Sfida all’Occidente: L’Iran inizia test nucleari e lancia un missile

Ahmadinejad sfida l’Occidente: l’Iran lancia un missile, inizia i test nucleari e tiene sotto minaccia lo stretto di Hormuz.

Testata prima barra nucleare costruita nel Paese. Stamane è stato lanciato un missile terra-aria di media gittata capace di “combattere i bersagli invisibili”. Sanzioni di Obama per Banca centrale iraniana.

ahmadinejad-Presidente-Iran

ROMA – L’Iran torna a sfidare l’Occidente. Quesa mattina, dopo dieci giorni di manovre militari nel golfo Persico e sullo stretto di Hormuz, il regime di Ahmadinejad ha lanciato un missile terra-aria di media gittata. La notizia diffusa dall’Agenzia Irna è giunta poche ore dopo la decisione di Obama di varare nuove sanzioni alla Banca centrale della Repubblica islamica. Una risposta ad orologeria ha diffuso la notizia di un  esperimento con un dispositivo (missile) ‘superficie-aria‘, capace di ingannare i più sofisticati sistemi elettronici: “Testata prima barra di combustibile atomico prodotta all’interno del Paese“.

Se questa non è una minaccia è una sfida, e Teheran, il suo regime e il suo Presidente Ahmadinejad sta tenendo sotto scacco il mondo e da dieci giorno sotto pressione l’intera area minacciando di bloccare lo stretto di Hormuz 2, da cui passa il 40% del greggio trasportato dalle petroliere, se saranno adottate sanzioni contro il settore petrolifero.

esercitazioni nucleari iraniane

L’ipotesi di una eventuale chiusura dello stretto di Hormuz è stata bocciata come inaccettabile sia dall’Unione Europea che dagli Stati Uniti.  Lo stretto è di vitale importanza per i traffici regionali e globali, tra l’altro l’intera area è controllata dalla Quinta flotta Usa di base in Bahrein che sta assicurando il passaggio delle navi nelle acque del Golfo Persico, crocevia importantissima per il commercio mondiale di petrolio.

E il Dipartimento della Difesa ha rincarato la dose sottolineando che qualsiasi tentativo di bloccare lo stretto creerebbe “un problema serio”, lasciando immaginare che non se ne starebbero buoni a guardare.

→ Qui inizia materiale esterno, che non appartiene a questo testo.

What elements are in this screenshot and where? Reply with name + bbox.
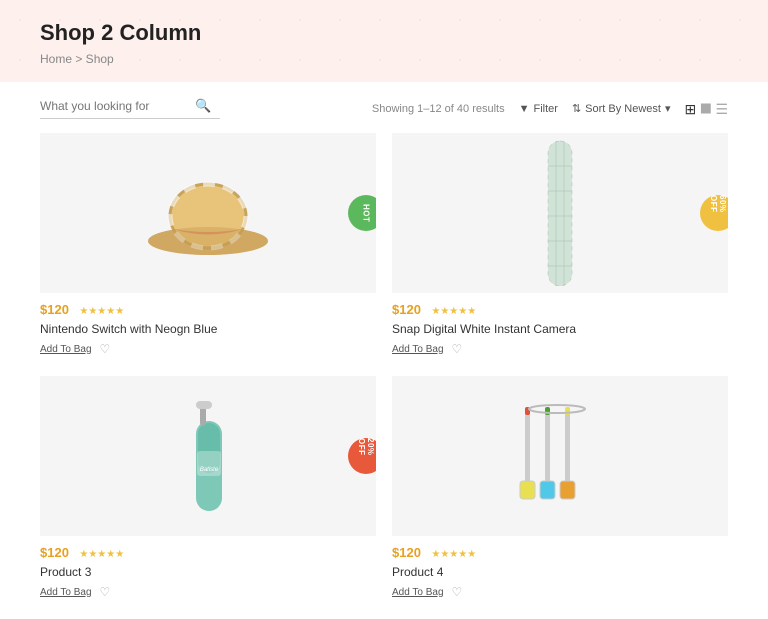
product-name: Nintendo Switch with Neogn Blue [40,322,376,336]
grid-small-view-icon[interactable]: ⯀ [700,102,711,116]
toolbar-right: Showing 1–12 of 40 results ▼ Filter ⇅ So… [372,102,728,116]
product-stars: ★★★★★ [431,549,476,560]
search-input[interactable] [40,99,195,113]
product-card: HOT $120 ★★★★★ Nintendo Switch with Neog… [40,133,376,360]
product-badge: 20% OFF [348,438,376,474]
product-stars: ★★★★★ [79,549,124,560]
product-actions: Add To Bag ♡ [40,585,376,599]
toolbar: 🔍 Showing 1–12 of 40 results ▼ Filter ⇅ … [40,98,728,119]
page-title: Shop 2 Column [40,20,728,46]
search-wrapper[interactable]: 🔍 [40,98,220,119]
product-badge: HOT [348,195,376,231]
sort-button[interactable]: ⇅ Sort By Newest ▾ [572,102,671,115]
wishlist-icon[interactable]: ♡ [100,585,111,599]
breadcrumb: Home > Shop [40,52,728,66]
product-price: $120 [40,545,69,560]
product-info: $120 ★★★★★ Product 4 Add To Bag ♡ [392,536,728,603]
results-count: Showing 1–12 of 40 results [372,103,505,115]
product-card: 60% OFF $120 ★★★★★ Snap Digital White In… [392,133,728,360]
product-info: $120 ★★★★★ Product 3 Add To Bag ♡ [40,536,376,603]
product-badge: 60% OFF [700,195,728,231]
product-image-wrapper: HOT [40,133,376,293]
add-to-bag-button[interactable]: Add To Bag [40,587,92,598]
product-actions: Add To Bag ♡ [40,342,376,356]
add-to-bag-button[interactable]: Add To Bag [392,344,444,355]
product-card: Batiste 20% OFF $120 ★★★★★ Product 3 Add… [40,376,376,603]
add-to-bag-button[interactable]: Add To Bag [392,587,444,598]
product-card: $120 ★★★★★ Product 4 Add To Bag ♡ [392,376,728,603]
wishlist-icon[interactable]: ♡ [452,342,463,356]
product-stars: ★★★★★ [431,306,476,317]
sort-icon: ⇅ [572,102,581,115]
product-stars: ★★★★★ [79,306,124,317]
view-icons: ⊞ ⯀ ☰ [685,102,729,116]
add-to-bag-button[interactable]: Add To Bag [40,344,92,355]
header-banner: Shop 2 Column Home > Shop [0,0,768,82]
search-icon[interactable]: 🔍 [195,98,211,114]
product-price: $120 [40,302,69,317]
filter-button[interactable]: ▼ Filter [519,103,558,115]
product-name: Product 4 [392,565,728,579]
list-view-icon[interactable]: ☰ [715,102,728,116]
product-price: $120 [392,545,421,560]
product-image-wrapper [392,376,728,536]
product-price: $120 [392,302,421,317]
product-info: $120 ★★★★★ Snap Digital White Instant Ca… [392,293,728,360]
product-actions: Add To Bag ♡ [392,585,728,599]
chevron-down-icon: ▾ [665,102,671,115]
filter-icon: ▼ [519,103,530,115]
main-content: 🔍 Showing 1–12 of 40 results ▼ Filter ⇅ … [0,82,768,619]
product-image-wrapper: 60% OFF [392,133,728,293]
product-image-wrapper: Batiste 20% OFF [40,376,376,536]
product-info: $120 ★★★★★ Nintendo Switch with Neogn Bl… [40,293,376,360]
wishlist-icon[interactable]: ♡ [452,585,463,599]
product-name: Product 3 [40,565,376,579]
product-actions: Add To Bag ♡ [392,342,728,356]
product-grid: HOT $120 ★★★★★ Nintendo Switch with Neog… [40,133,728,603]
wishlist-icon[interactable]: ♡ [100,342,111,356]
product-name: Snap Digital White Instant Camera [392,322,728,336]
grid-view-icon[interactable]: ⊞ [685,102,697,116]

“Si tratta, – ha dichiarato all‘Agenzia Irna l’ammiraglio Mahmud Mussavi, portavoce delle manovre navali della Repubblica Islamica dell’Irandel primo test di un tipo di missile progettato e realizzato, esclusivamente in Iran“. Il missile è del tipo balistico‘superficie-aria’ di media portata, cioè predisposto per colpire gli aerei ed è anche capace, secondo Teheran, di ingannare le contromisure elettroniche di quelli più sofisticati, anche di quelli invisibili. Quello che non è chiaro è se il missile è stato sparato da una nave o da terra.

Stretto di Hormuz

La replica di Ahmadinejad è una vera e propria sfida lanciata a Barak Obama che proprio ieri dalle Hawaii aveva firmato una legge di finanziamento del Pentagono, per applicare nuove sanzioni contro le gli istituti finanziarie che intrattengono rapporti con la Banca centrale iraniana. La legge autorizza la Casa Bianca di congelare i beni di scambio con la Banca centrale iraniana nel settore petrolifero.

La crisi dell’Area è molto più delicata di quanto non si immagini, e un eventuale chiusura dello Stretto di Hormuz comporterebbe un ulteriore peggioramento dei rapporti politici internazionali e un conseguente aggravamento della crisi economica mondiale. Le minacce iraniane sono da prendere in seria considerazione specie se si tiene conto dell’avanzamento del suo programma nucleare. Il programma di arricchimento dell’uranio dell’Iran è al centro delle crescenti tensioni tra la Repubblica Islamica e la comunità internazionale, che ha fondati sospetti che Teheran voglia dotarsi di armi nucleari. L’Uranio arricchito al 20% ha un impiego puramente civile e non dovrebbe comportare nessun pericolo, ma se l’arricchimento viene portato oltre il 90% può essere utilizzato per fabbricare armi atomiche, e nelle mani di Ahmadinejad non starebbero per niente bene.

E il Petrolio è alle stelle, e ogni crisi è buona per affermare il potere dell’oro nero, ma ogni scusa è buona per fare magari una guerra, e lo “sceriffo” a stelle e strisce negli ultimi anni non ne ha azzeccata una, speriamo che alle armi si faccia spazio la diplomazia, anche perchè dietro il Regime iraniano c’è la Cina.